Intelligent assembly operations monitoring with the ability to detect non-value-added activities as out-of-distribution (ood) instances.

Author(s): Selvaraj, Vignesh, Md Al-Amin, Wenjin Tao, and Sangkee Min

DOI:(https://doi.org/10.1016/j.cirp.2023.04.027)

Publication: CIRP Annals

Acknowledgment: This material is based on work supported by the National Research Foundation of Korea (Brain Pool Program 2022H1D3A2A01093491). The authors of this work would like to acknowledge Foxconn iAI, a division of Foxconn, for their support in providing the data required to perform this study.

Citation: Selvaraj, V., Al-Amin, M., Tao, W., & Min, S. (2023). Intelligent assembly operations monitoring with the ability to detect non-value-added activities as out-of-distribution (OOD) instances. CIRP Annals.

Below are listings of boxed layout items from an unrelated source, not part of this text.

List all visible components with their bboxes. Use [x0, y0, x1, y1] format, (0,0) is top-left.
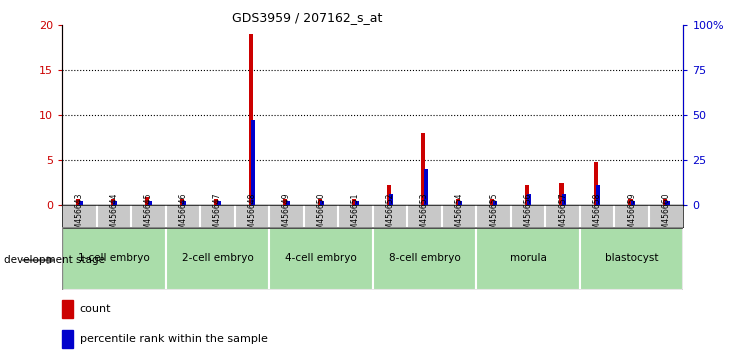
- Text: GSM456646: GSM456646: [178, 193, 187, 239]
- Bar: [631, 201, 635, 205]
- Text: GSM456649: GSM456649: [282, 193, 291, 239]
- Bar: [182, 201, 186, 205]
- Bar: [113, 201, 117, 205]
- Text: GSM456647: GSM456647: [213, 193, 222, 239]
- Bar: [665, 201, 670, 205]
- Bar: [373, 227, 477, 290]
- Bar: [216, 201, 221, 205]
- Bar: [594, 162, 598, 205]
- Bar: [493, 201, 497, 205]
- Text: GSM456650: GSM456650: [317, 193, 325, 239]
- Bar: [249, 34, 253, 205]
- Bar: [283, 199, 287, 205]
- Bar: [62, 227, 166, 290]
- Bar: [166, 227, 269, 290]
- Text: 1-cell embryo: 1-cell embryo: [78, 253, 150, 263]
- Text: GSM456645: GSM456645: [144, 193, 153, 239]
- Bar: [663, 199, 667, 205]
- Bar: [477, 227, 580, 290]
- Bar: [559, 183, 564, 205]
- Text: GSM456657: GSM456657: [558, 193, 567, 239]
- Bar: [318, 199, 322, 205]
- Bar: [355, 201, 359, 205]
- Text: GSM456658: GSM456658: [593, 193, 602, 239]
- Text: percentile rank within the sample: percentile rank within the sample: [80, 334, 268, 344]
- Bar: [62, 330, 73, 348]
- Bar: [251, 120, 255, 205]
- Text: development stage: development stage: [4, 255, 105, 265]
- Bar: [580, 227, 683, 290]
- Text: blastocyst: blastocyst: [605, 253, 659, 263]
- Bar: [596, 185, 600, 205]
- Bar: [269, 227, 373, 290]
- Bar: [78, 201, 83, 205]
- Text: GSM456644: GSM456644: [110, 193, 118, 239]
- Bar: [458, 201, 463, 205]
- Bar: [110, 199, 115, 205]
- Bar: [424, 169, 428, 205]
- Text: count: count: [80, 304, 111, 314]
- Bar: [62, 300, 73, 318]
- Bar: [389, 194, 393, 205]
- Text: GSM456656: GSM456656: [523, 193, 533, 239]
- Bar: [456, 199, 460, 205]
- Bar: [148, 201, 152, 205]
- Text: GSM456651: GSM456651: [351, 193, 360, 239]
- Text: GDS3959 / 207162_s_at: GDS3959 / 207162_s_at: [232, 11, 382, 24]
- Text: GSM456655: GSM456655: [489, 193, 498, 239]
- Text: 4-cell embryo: 4-cell embryo: [285, 253, 357, 263]
- Bar: [214, 199, 219, 205]
- Bar: [145, 197, 149, 205]
- Bar: [320, 201, 325, 205]
- Text: 2-cell embryo: 2-cell embryo: [181, 253, 254, 263]
- Bar: [527, 194, 531, 205]
- Bar: [76, 199, 80, 205]
- Bar: [525, 184, 529, 205]
- Text: GSM456653: GSM456653: [420, 193, 429, 239]
- Text: 8-cell embryo: 8-cell embryo: [389, 253, 461, 263]
- Bar: [421, 133, 425, 205]
- Bar: [180, 199, 183, 205]
- Text: morula: morula: [510, 253, 547, 263]
- Text: GSM456660: GSM456660: [662, 193, 671, 239]
- Text: GSM456643: GSM456643: [75, 193, 84, 239]
- Text: GSM456654: GSM456654: [455, 193, 463, 239]
- Bar: [629, 199, 632, 205]
- Text: GSM456648: GSM456648: [248, 193, 257, 239]
- Bar: [352, 199, 357, 205]
- Bar: [562, 194, 566, 205]
- Text: GSM456659: GSM456659: [627, 193, 636, 239]
- Bar: [387, 185, 391, 205]
- Text: GSM456652: GSM456652: [385, 193, 395, 239]
- Bar: [491, 199, 494, 205]
- Bar: [286, 201, 289, 205]
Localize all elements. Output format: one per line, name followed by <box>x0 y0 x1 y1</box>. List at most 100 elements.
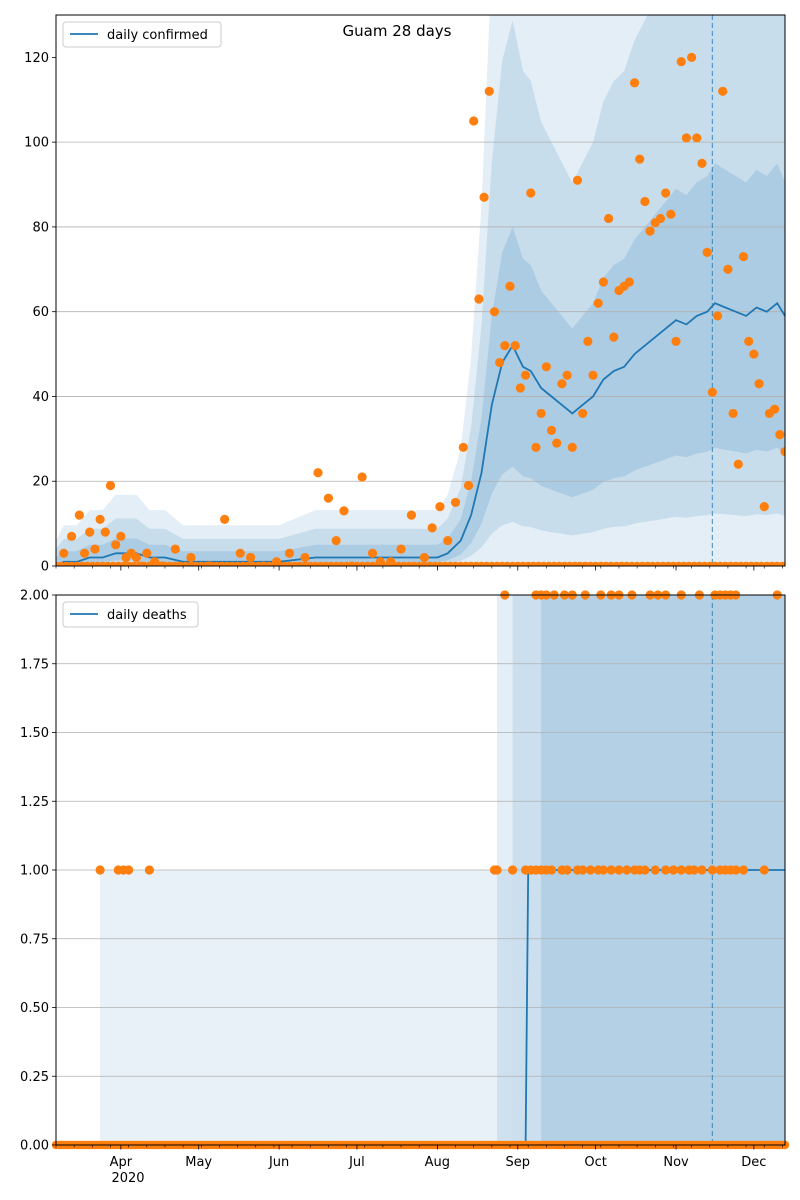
data-point <box>85 527 95 537</box>
y-tick-label: 1.25 <box>20 795 49 810</box>
y-tick-label: 0.25 <box>20 1070 49 1085</box>
data-point <box>507 865 518 875</box>
data-point <box>588 370 598 380</box>
data-point <box>235 548 245 558</box>
data-point <box>300 552 310 563</box>
data-point <box>495 357 505 368</box>
data-point <box>622 865 632 875</box>
data-point <box>131 552 142 563</box>
data-point <box>484 86 494 96</box>
data-point <box>515 383 525 393</box>
data-point <box>578 865 588 875</box>
data-point <box>676 865 686 875</box>
data-point <box>170 544 180 554</box>
data-point <box>66 531 77 541</box>
data-point <box>375 557 385 566</box>
data-point <box>655 213 666 224</box>
data-point <box>603 213 614 224</box>
data-point <box>731 865 741 875</box>
y-axis-ticks: 0.00 0.25 0.50 0.75 1.00 1.25 1.50 1.75 2.00 <box>20 589 56 1154</box>
data-point <box>629 78 640 88</box>
data-point <box>124 865 134 875</box>
data-point <box>759 502 769 512</box>
data-point <box>546 425 557 435</box>
data-point <box>204 561 214 566</box>
y-tick-label: 1.00 <box>20 864 49 879</box>
data-point <box>770 404 780 414</box>
x-year-label: 2020 <box>111 1171 144 1186</box>
data-point <box>419 552 429 563</box>
data-point <box>357 472 367 482</box>
data-point <box>95 865 105 875</box>
x-tick-label: Apr <box>110 1155 133 1170</box>
data-point <box>759 865 769 875</box>
data-point <box>367 548 378 558</box>
data-point <box>443 535 453 546</box>
data-point <box>339 506 349 516</box>
data-point <box>749 349 759 359</box>
y-grid <box>56 141 785 482</box>
legend-box <box>62 21 222 48</box>
data-point <box>157 561 167 566</box>
data-point <box>712 311 723 321</box>
y-tick-label: 0.50 <box>20 1001 49 1016</box>
data-point <box>702 247 712 257</box>
data-point <box>74 510 84 520</box>
data-point <box>386 557 396 566</box>
data-point <box>754 379 764 389</box>
data-point <box>463 480 474 491</box>
data-point <box>331 535 341 546</box>
confirmed-line <box>56 301 785 566</box>
deaths-panel: 0.00 0.25 0.50 0.75 1.00 1.25 1.50 1.75 2.00 Apr… <box>20 589 790 1186</box>
x-tick-label: May <box>185 1155 212 1170</box>
data-point <box>666 209 676 219</box>
data-point <box>546 865 557 875</box>
data-point <box>650 865 660 875</box>
data-point <box>116 531 126 541</box>
data-point <box>111 540 121 550</box>
data-point <box>552 438 562 448</box>
data-point <box>606 865 616 875</box>
data-point <box>505 281 515 291</box>
data-point <box>671 336 681 346</box>
data-point <box>450 497 461 508</box>
data-point <box>142 548 152 558</box>
data-point <box>526 188 536 198</box>
data-point <box>583 336 593 346</box>
data-point <box>469 116 479 126</box>
data-point <box>593 298 603 308</box>
x-axis-ticks: Apr May Jun Jul Aug Sep Oct Nov Dec <box>55 1145 783 1170</box>
confidence-band <box>56 15 785 566</box>
confidence-band <box>56 15 785 566</box>
data-point <box>645 226 655 236</box>
data-point <box>562 865 572 875</box>
y-tick-label: 1.50 <box>20 726 49 741</box>
data-point <box>510 341 520 351</box>
confirmed-points <box>56 52 785 566</box>
data-point <box>500 341 510 351</box>
data-point <box>536 408 546 419</box>
data-point <box>707 387 717 397</box>
data-point <box>284 548 295 558</box>
data-point <box>661 865 671 875</box>
x-tick-label: Sep <box>506 1155 531 1170</box>
data-point <box>323 493 334 503</box>
data-point <box>95 514 105 524</box>
data-point <box>661 188 671 198</box>
data-point <box>149 557 160 566</box>
legend-box <box>62 601 199 628</box>
data-point <box>697 865 707 875</box>
data-point <box>635 154 645 164</box>
data-point <box>668 865 679 875</box>
data-point <box>144 865 154 875</box>
data-point <box>79 548 90 558</box>
data-point <box>614 865 624 875</box>
data-point <box>707 865 717 875</box>
data-point <box>258 561 269 566</box>
y-tick-label: 20 <box>32 475 49 490</box>
data-point <box>479 192 489 202</box>
data-point <box>598 865 608 875</box>
y-axis-ticks: 0 20 40 60 80 100 120 <box>24 51 56 575</box>
series-line <box>56 301 785 566</box>
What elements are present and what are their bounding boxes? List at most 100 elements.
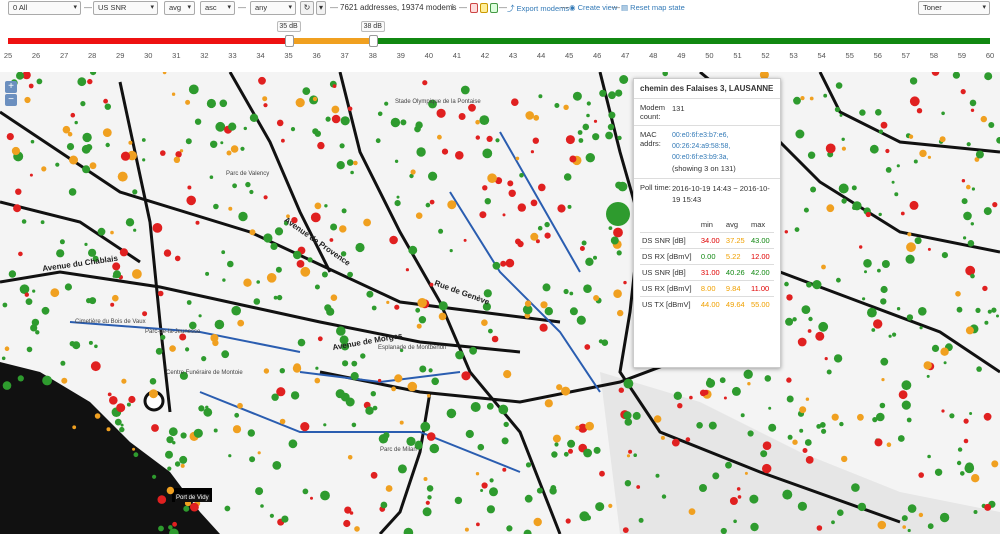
modem-marker [394, 304, 400, 310]
modem-marker [438, 109, 444, 115]
modem-marker [996, 137, 1000, 144]
modem-marker [88, 340, 93, 345]
place-label: Centre Funéraire de Montoie [166, 370, 243, 376]
modem-marker [608, 226, 613, 231]
high-threshold-handle[interactable] [368, 35, 378, 47]
modem-marker [918, 307, 927, 316]
modem-marker [859, 245, 863, 249]
modem-marker [747, 430, 754, 437]
modem-marker [880, 298, 887, 305]
modem-marker [347, 455, 353, 460]
modem-marker [941, 409, 945, 413]
modem-marker [970, 222, 974, 226]
low-threshold-label: 35 dB [276, 21, 301, 32]
modem-marker [810, 186, 817, 193]
modem-marker [696, 422, 703, 429]
modem-marker [221, 350, 230, 359]
red-filter-icon[interactable] [470, 3, 478, 13]
modem-marker [623, 378, 634, 389]
modem-marker [880, 357, 889, 366]
tiles-select[interactable]: Toner ▾ [918, 1, 990, 15]
modem-marker [221, 250, 226, 255]
period-select[interactable]: any ▾ [250, 1, 296, 15]
modem-marker [255, 487, 264, 496]
modem-marker [963, 418, 969, 424]
modem-marker [446, 408, 457, 419]
filter-select[interactable]: 0 All ▾ [8, 1, 81, 15]
modem-marker [314, 130, 321, 137]
export-modems-link[interactable]: ⤴ Export modems [507, 3, 569, 14]
create-view-link[interactable]: ◉ Create view [569, 3, 617, 12]
modem-marker [525, 462, 532, 468]
modem-marker [422, 80, 428, 86]
modem-marker [330, 223, 338, 231]
reset-map-state-link[interactable]: ▤ Reset map state [621, 3, 685, 12]
modem-marker [862, 297, 866, 301]
modem-marker [354, 526, 360, 532]
modem-marker [719, 377, 726, 384]
map-canvas[interactable] [0, 72, 1000, 534]
map[interactable]: + − Stade Olympique de la Pontaise Parc … [0, 72, 1000, 534]
modem-marker [394, 374, 403, 383]
modem-marker [984, 72, 993, 81]
sort-select[interactable]: asc ▾ [200, 1, 235, 15]
modem-marker [90, 72, 97, 76]
modem-marker [886, 442, 892, 448]
modem-marker [422, 507, 432, 517]
modem-marker [816, 424, 822, 429]
modem-marker [805, 397, 810, 401]
mac-link[interactable]: 00:e0:6f:e3:b7:e6, [672, 132, 729, 139]
modem-marker [833, 354, 843, 363]
slider-tick-label: 40 [424, 51, 434, 60]
modem-marker [874, 438, 883, 447]
refresh-options-button[interactable]: ▾ [316, 1, 326, 15]
modem-marker [470, 402, 481, 412]
threshold-slider[interactable]: 35 dB 38 dB 25 26 27 28 29 30 31 32 33 34 35 36 37 38… [0, 21, 1000, 65]
orange-filter-icon[interactable] [480, 3, 488, 13]
modem-marker [808, 316, 813, 322]
modem-marker [214, 319, 225, 330]
modem-marker [532, 137, 539, 144]
modem-marker [158, 525, 164, 532]
green-filter-icon[interactable] [490, 3, 498, 13]
modem-marker [896, 164, 900, 168]
modem-marker [595, 502, 605, 512]
modem-marker [805, 456, 814, 464]
zoom-out-button[interactable]: − [5, 94, 17, 106]
aggregate-select[interactable]: avg ▾ [164, 1, 195, 15]
modem-marker [699, 389, 707, 397]
mac-note: (showing 3 on 131) [672, 164, 736, 173]
mac-link[interactable]: 00:e0:6f:e3:b9:3a, [672, 154, 729, 161]
mac-link[interactable]: 00:26:24:a9:58:58, [672, 143, 731, 150]
metric-select[interactable]: US SNR ▾ [93, 1, 158, 15]
modem-marker [793, 96, 801, 105]
place-label: Parc de Milan [380, 447, 417, 453]
modem-marker [226, 150, 232, 156]
modem-marker [824, 357, 828, 361]
modem-marker [792, 439, 798, 445]
modem-marker [537, 225, 543, 231]
info-icon[interactable]: ℹ [451, 3, 455, 12]
modem-marker [831, 413, 839, 421]
modem-marker [662, 72, 668, 77]
slider-tick-label: 48 [649, 51, 658, 60]
modem-marker [799, 428, 804, 433]
modem-marker [186, 195, 196, 206]
modem-marker [335, 389, 345, 399]
modem-marker [931, 344, 940, 352]
slider-tick-label: 27 [59, 51, 69, 60]
modem-marker [263, 233, 273, 243]
slider-tick-label: 35 [284, 51, 293, 60]
modem-marker [498, 404, 509, 415]
modem-marker [731, 386, 741, 396]
modem-marker [276, 387, 286, 397]
modem-marker [906, 417, 912, 423]
refresh-button[interactable]: ↻ [300, 1, 314, 15]
modem-marker [425, 500, 430, 505]
zoom-in-button[interactable]: + [5, 81, 17, 93]
low-threshold-handle[interactable] [284, 35, 294, 47]
modem-marker [628, 449, 633, 454]
modem-marker [423, 477, 428, 481]
modem-marker [624, 480, 632, 487]
stats-min: 8.00 [698, 280, 724, 297]
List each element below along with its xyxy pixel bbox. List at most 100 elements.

Recognition and localization of actions in manufacturing assembly operations improves productivity and product quality by identifying bottlenecks and assembly errors. In our previous work, we developed an approach that can recognize and localize the assembly standard operating procedures (SOP) steps in real-time using vision cameras. In this work, we augment the previous study with the ability to detect objects corresponding to the step being performed. Additionally, identifying non-value-added (NVA) activities in an assembly operation is challenging, hence, in this study, we propose an approach to detecting NVA activities by considering the out-of-distribution for deep learning models.